Theory predicts that element 118 would be surrounded by a smear of electrons rather than have distinct orbitals

Electron and Nucleon Localization Functions in Superheavy Elements

Source: © Paul Jerabek, Bastian Schuetrumpf, Peter Schwerdtfeger, Witold Nazarewicz

Electron localisation modelled using non-relativistic (left) and relativistic (right) calculations for xenon, radon and oganesson. The work suggests that electrons are no longer confined to distinct orbitals in oganesson and are distributed evenly

Oganesson, also known as element 118, was named for its formal place in the periodic table: the ‘-on’ suffix recognises that it sits at the bottom of the noble gases.
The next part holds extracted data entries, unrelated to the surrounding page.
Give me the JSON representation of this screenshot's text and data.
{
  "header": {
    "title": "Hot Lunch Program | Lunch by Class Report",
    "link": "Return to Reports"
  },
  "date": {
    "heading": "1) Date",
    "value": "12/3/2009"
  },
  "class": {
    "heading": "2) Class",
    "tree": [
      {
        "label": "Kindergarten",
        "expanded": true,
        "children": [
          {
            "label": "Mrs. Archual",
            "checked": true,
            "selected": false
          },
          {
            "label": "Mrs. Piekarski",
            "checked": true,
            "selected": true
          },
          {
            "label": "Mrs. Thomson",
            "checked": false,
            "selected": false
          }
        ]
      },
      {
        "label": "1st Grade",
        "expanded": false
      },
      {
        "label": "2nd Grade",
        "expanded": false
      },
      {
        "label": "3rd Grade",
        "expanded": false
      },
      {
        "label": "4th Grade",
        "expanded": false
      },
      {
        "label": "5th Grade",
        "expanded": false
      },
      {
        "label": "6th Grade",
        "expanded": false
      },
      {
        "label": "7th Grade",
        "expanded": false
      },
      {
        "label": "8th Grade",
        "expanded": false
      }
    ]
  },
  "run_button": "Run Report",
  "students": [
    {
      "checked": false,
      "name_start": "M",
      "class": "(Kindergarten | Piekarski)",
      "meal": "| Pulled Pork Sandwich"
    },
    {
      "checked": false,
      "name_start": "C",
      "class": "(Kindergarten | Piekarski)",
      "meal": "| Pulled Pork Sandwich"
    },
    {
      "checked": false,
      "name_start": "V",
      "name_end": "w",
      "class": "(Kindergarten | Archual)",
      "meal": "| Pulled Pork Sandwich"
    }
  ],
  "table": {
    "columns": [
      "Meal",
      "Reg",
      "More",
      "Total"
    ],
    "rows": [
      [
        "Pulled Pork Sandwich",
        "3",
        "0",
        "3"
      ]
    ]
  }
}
But the periodicity of chemical properties has been found to be disrupted for some other superheavy elements. So is oganesson really like the other members of its family?

It is too short-lived and made in quantities too small to probe that question experimentally. But a team in New Zealand and the US has now carried out state-of-the-art calculations of the element’s electronic structure, and they predict that oganesson may be a very unusual kind of atom indeed.1

On paper, oganesson has the closed-subshell rare-gas electronic configuration, ending with a filled 7p shell. But theoretical chemist Peter Schwerdtfeger of Massey University in New Zealand, nuclear physicist Witold Nazarewicz of Michigan State University in the US, and their co-workers predict that perturbations of electrons orbiting such an immense nucleus cause them to more or less lose their shell structure entirely and to become smeared out into a diffuse ‘gas’ of charge.

Experimenting on atoms

Some of the radioactive superheavy elements made artificially by bombarding heavy targets with accelerated ions stick around long enough for chemical experiments, in which the elements are chromatographically separated and their valence states examined one atom at a time. Such experiments have shown, for example, that elements 104 and 105 – rutherfordium and dubnium – deviate somewhat from the behaviour expected from their position on the periodic table, whereas element 106 (seaborgium) does not.2 These irregularities stem from changes to the electron energies caused by their near light speed velocities around such massive nuclei. The heaviest element so far studied chemically is flerovium, element 114, some isotopes of which have a relatively long half-life of 1–2 seconds.3

Oganesson is named after Russian scientist Yuri Oganessian who for many years led the work on superheavy elements at the Joint Institute for Nuclear Research in Dubna. Element 118 was first made at Dubna in 2002, but recognition and priority for the discovery was only confirmed by the International Union of Pure and Applied Chemistry in 2015. The name was officially recognised last November.

With a half-life of less than a millisecond, the most accessible isotope of oganesson (oganesson-294) can’t be subjected to chemical examination. ‘The production rate of an element like oganesson is very low and will not enable chemical tests of its properties in the foreseeable future,’ says nuclear physicist Paul-Henri Heenen of the Free University of Brussels in Belgium. So calculations are the only way to get at its behaviour.

Electron gas

Computing its electronic structure is a formidable task using present quantum-chemical methods, and Pekka Pyykkö of the University of Helsinki says that the calculations by Schwerdtfeger and colleagues ‘are the best currently available’.

The researchers say that relativistic effects are very significant for oganesson. They show up particularly in the ‘spin-orbit’ coupling – the interaction between the electrons’ spin and their orbital motion. The large coupling leaves the shell structure – visible as a nested concentric pattern in a measure called the electron localisation function (ELF) – smeared to near-invisibility. The electrons are then distributed almost as if in a uniform gas, called a Fermi gas.

This effect is gradual as atoms get heavier, says Schwerdtfeger. ‘But oganesson is quite different to the other rare gas atoms, as its shells are barely visible in an ELF plot,’ he adds. ‘Oganesson comes quite close to the limiting case of a Fermi gas.’

The Fermi-gas-like electrons are sloshy and easily polarised, which means that oganesson atoms should experience strong van der Waals forces. ‘According to our prediction, oganesson is not a gas but a solid at room temperature,’ says Schwerdtfeger. ‘It will also more easily undergo chemical bonding [compared to other rare gases], as the p electrons can more easily be removed due to a very large spin-orbit destabilisation.’

The researchers have also calculated the structure of protons and neutrons in the oganesson nucleus. This too has a shell-like structure for most elements, but the calculations indicate that the structure is smeared out for neutrons in oganesson. The protons, however, retain some shell-like ordering.

These results show ‘that indeed the properties of superheavy atoms and nuclei should be different from what one can expect from a simple continuation of lighter elements’, says Heenen. But he adds that ‘experimental confirmation of theoretical predictions cannot be envisaged before the production rate of oganesson has been increased by orders of magnitude’.